Parameters used in the Horse transcriptome analysis
Revision as of 03:24, 14 April 2012 by J
Alignment of 1.3 billion reads against the horse reference genome
We performed the alignment of all RNA-Seq raw sequences against the Ensembl genome (Release 62) using TopHat 1.2.0 with two options, --mate-inner-dist=200, --allow-indels for paired-end sequences. ), and all processes were finished within one day with 96 CPU cores.
To increase the performance of the alignment process, we used cluster computers with the SGE (Sun Grid Engine 6.2; http://wikis.sun.com/display/GridEngine/Home/
The procedure of selecting the exons identified by the Cufflink without a gene model
Usually, unigene sequences should contain the translated regions with sufficiently long lengths.
Assuming that most of unigene sequences obtained from this study were not full-length cDNA sequences, the state machine to select a series of exons was designed with two main conditions:
1) In the case of unigene clusters containing one exon, the unigene sequences of which 40% region was translated well were selected, and
2) In the case of multiple exons, once the translated region in a certain exon was found, it should at least continue to the next exons.

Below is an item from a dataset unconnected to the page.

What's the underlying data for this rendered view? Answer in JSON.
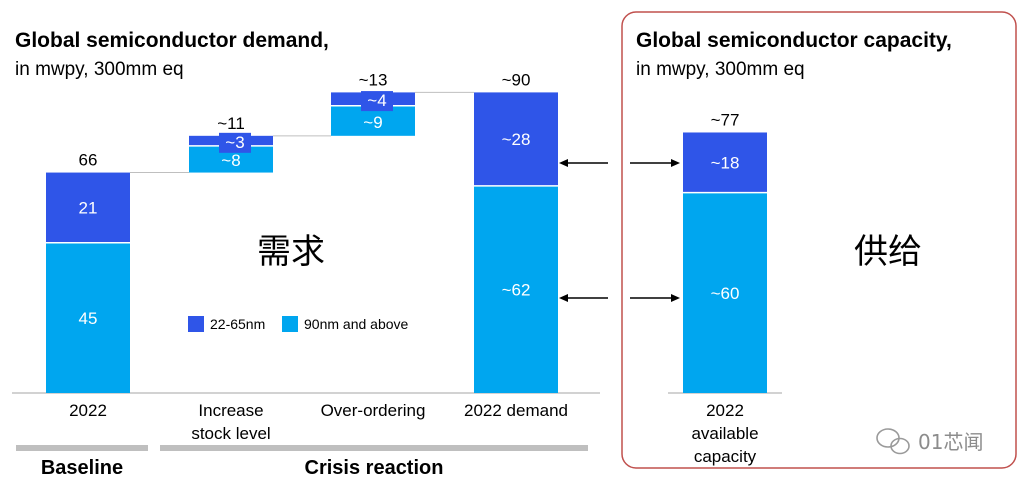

Identification of unigene clusters with the current gene model as well as de novo exon structures provided by Cufflink
To identify novel genes not predicted by the gene prediction software, we utilized the results generated by Cufflink without genome annotation data. From the results of 24 samples, we attempted to cluster the novel genes based on the genomic coordination to define unigene clusters (UCs). The generated UCs were subjected to the filter which extracted UCs overlapping with the genome annotation. The expressed genes annotated by the pipeline and the filtered UCs were merged as the final set of UCs.
Assembly of the unmapped sequences with the SOAPdenovo
From the BAM files generated by TOPHAT, a Perl script extracted two categories of raw reads:
1) raw reads of which both pair-end sequences were not matched on the reference genome,
2) raw reads of which one of the pair-end sequences was not mapped on the reference genome.
To find an optimized k-mer value for these unmapped sequences, we tested from k=17 to k=25, and k=21 showed the best results in de novo assembly (Supplementary Table S6). With k=21, we assembled 24 sets of the unassembled sequences.